Os perigos da ironia
Foi quando assisti, por acaso, na televisão, ao filme Dogville que passei a prestar atenção ao trabalho do cineasta Lars von Triers. Foi ele, juntamente com Thomas Vinterberg, o fundador do movimento Dogma 95 que preconiza 10 regras para fazer filmes, entre elas a de não serem usados cenários.
Dogville é um filme que impressiona. Estrelado por Nicole Kidman e Paul Bettany, dele não se pode dizer que não tenha cenários. Na verdade Triers faz uso de cenários extremamente simples, bastando-se dizer que o filme foi inteirinho rodado dentro de um galpão localizado na Suécia. Dogville é uma pequena cidade que em realidade não sai do chão porque a delimitação entre as casas é feita por marcas no próprio chão, praticamente inexistindo cenários. Nesse ambiente, a um só tempo restrito e infinito, vive a população da cidade, destacando-se a falsa moral que dita as regras dos relacionamentos. Tudo isso é conduzido pela voz de um narrador onisciente que, num mundo propositalmente ficcional, conduz a trama de modo a revelar o perfil e comportamento dos cidadãos. Filme de atores, filme de diretor, aberto a interpretações, rico em referências – o teatro de Bertold Brecht é uma delas – chama atenção por suas inovações na arte de filmar e pela excelência das interpretações do elenco. O final é um ajuste de contas contra o falso moralismo e os descalabros cometidos pelas pessoas em nome da vida em sociedade.

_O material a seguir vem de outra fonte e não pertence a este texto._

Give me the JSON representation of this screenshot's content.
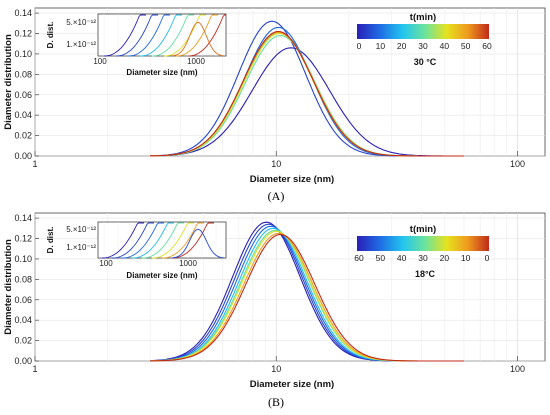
{
  "colors": {
    "gradient": [
      "#2a1fb8",
      "#1f6fe6",
      "#22c7ee",
      "#6fe39a",
      "#e6e21e",
      "#ef9a1e",
      "#c02a1a"
    ],
    "stops": [
      0,
      0.18,
      0.35,
      0.52,
      0.68,
      0.84,
      1
    ]
  },
  "chart_data": [
    {
      "type": "line",
      "panel_label": "(A)",
      "xlabel": "Diameter size (nm)",
      "ylabel": "Diameter distribution",
      "xscale": "log",
      "xlim": [
        1,
        130
      ],
      "ylim": [
        0,
        0.145
      ],
      "xtick_labels": [
        "1",
        "10",
        "100"
      ],
      "ytick_labels": [
        "0.00",
        "0.02",
        "0.04",
        "0.06",
        "0.08",
        "0.10",
        "0.12",
        "0.14"
      ],
      "grid": true,
      "colorbar": {
        "title": "t(min)",
        "ticks": [
          "0",
          "10",
          "20",
          "30",
          "40",
          "50",
          "60"
        ],
        "annotation": "30 °C",
        "placement": "top-right"
      },
      "series": [
        {
          "t": 0,
          "values": {
            "mode": 11.5,
            "peak": 0.106,
            "width": 0.16
          }
        },
        {
          "t": 5,
          "values": {
            "mode": 9.6,
            "peak": 0.132,
            "width": 0.14
          }
        },
        {
          "t": 10,
          "values": {
            "mode": 10.2,
            "peak": 0.126,
            "width": 0.14
          }
        },
        {
          "t": 20,
          "values": {
            "mode": 10.3,
            "peak": 0.121,
            "width": 0.145
          }
        },
        {
          "t": 30,
          "values": {
            "mode": 10.4,
            "peak": 0.118,
            "width": 0.145
          }
        },
        {
          "t": 40,
          "values": {
            "mode": 10.3,
            "peak": 0.12,
            "width": 0.145
          }
        },
        {
          "t": 50,
          "values": {
            "mode": 10.2,
            "peak": 0.121,
            "width": 0.145
          }
        },
        {
          "t": 60,
          "values": {
            "mode": 10.2,
            "peak": 0.122,
            "width": 0.145
          }
        }
      ],
      "inset": {
        "ylabel": "D. dist.",
        "xlabel": "Diameter size (nm)",
        "xtick_labels": [
          "100",
          "1000"
        ],
        "ytick_labels": [
          "5.×10⁻¹²",
          "1.×10⁻¹²"
        ]
      }
    },
    {
      "type": "line",
      "panel_label": "(B)",
      "xlabel": "Diameter size (nm)",
      "ylabel": "Diameter distribution",
      "xscale": "log",
      "xlim": [
        1,
        130
      ],
      "ylim": [
        0,
        0.145
      ],
      "xtick_labels": [
        "1",
        "10",
        "100"
      ],
      "ytick_labels": [
        "0.00",
        "0.02",
        "0.04",
        "0.06",
        "0.08",
        "0.10",
        "0.12",
        "0.14"
      ],
      "grid": true,
      "colorbar": {
        "title": "t(min)",
        "ticks": [
          "60",
          "50",
          "40",
          "30",
          "20",
          "10",
          "0"
        ],
        "annotation": "18°C",
        "placement": "top-right"
      },
      "series": [
        {
          "t": 0,
          "values": {
            "mode": 9.1,
            "peak": 0.136,
            "width": 0.14
          }
        },
        {
          "t": 5,
          "values": {
            "mode": 9.3,
            "peak": 0.134,
            "width": 0.14
          }
        },
        {
          "t": 10,
          "values": {
            "mode": 9.5,
            "peak": 0.132,
            "width": 0.14
          }
        },
        {
          "t": 20,
          "values": {
            "mode": 9.7,
            "peak": 0.13,
            "width": 0.14
          }
        },
        {
          "t": 30,
          "values": {
            "mode": 9.9,
            "peak": 0.128,
            "width": 0.142
          }
        },
        {
          "t": 40,
          "values": {
            "mode": 10.0,
            "peak": 0.127,
            "width": 0.142
          }
        },
        {
          "t": 50,
          "values": {
            "mode": 10.2,
            "peak": 0.125,
            "width": 0.142
          }
        },
        {
          "t": 60,
          "values": {
            "mode": 10.4,
            "peak": 0.124,
            "width": 0.143
          }
        }
      ],
      "inset": {
        "ylabel": "D. dist.",
        "xlabel": "Diameter size (nm)",
        "xtick_labels": [
          "100",
          "1000"
        ],
        "ytick_labels": [
          "5.×10⁻¹²",
          "1.×10⁻¹²"
        ]
      }
    }
  ]
}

Pois é esse Von Tries que acaba de ser expulso do Festival de Cannes. Desta vez a postura de rebelde do diretor de cinema não deu certo de vez que ele logrou atravessar a linha imaginária que delimita o chamado bom-senso: durante entrevista de lançamento de seu novo filme, von Triers afirmou identificar-se com Hitler e o nazismo fato que provocou justa revolta entre os jornalistas presentes à coletiva. Ato continuo houve a expulsão, seguida da proibição ao diretor de aproximar-se a distância inferior a 100 metros da sede do Festival.
Não deixam de ser interessantes as declarações de von Triers após ter sido expulso. Afirmando que se referiu ao nazismo por pura ironia – a inconfessável tentação de causar sensação e escândalo – reconheceu o diretor seu erro ao falar nos termos em que usou no momento em que se dirigia à imprensa mundial. Declarando que fizera uso da linguagem comum em contato com amigos von Tries deu-se conta de seu grande erro, indesculpável e sem remédio.
Do que se extrai alguma coisa sobre a metodologia dos irônicos e o perigo das ironias. Pano de fundo de participações pessoais infelizes é o descaso pela dimensão do meio onde se atua. Lars von Triers, aclamado diretor, deu uma tremenda bola fora ao se referir ao nazismo, ainda que ironicamente. Tipo da piada em hora e lugar errados, ato realizado para chamar a atenção com consequências bastante previsíveis.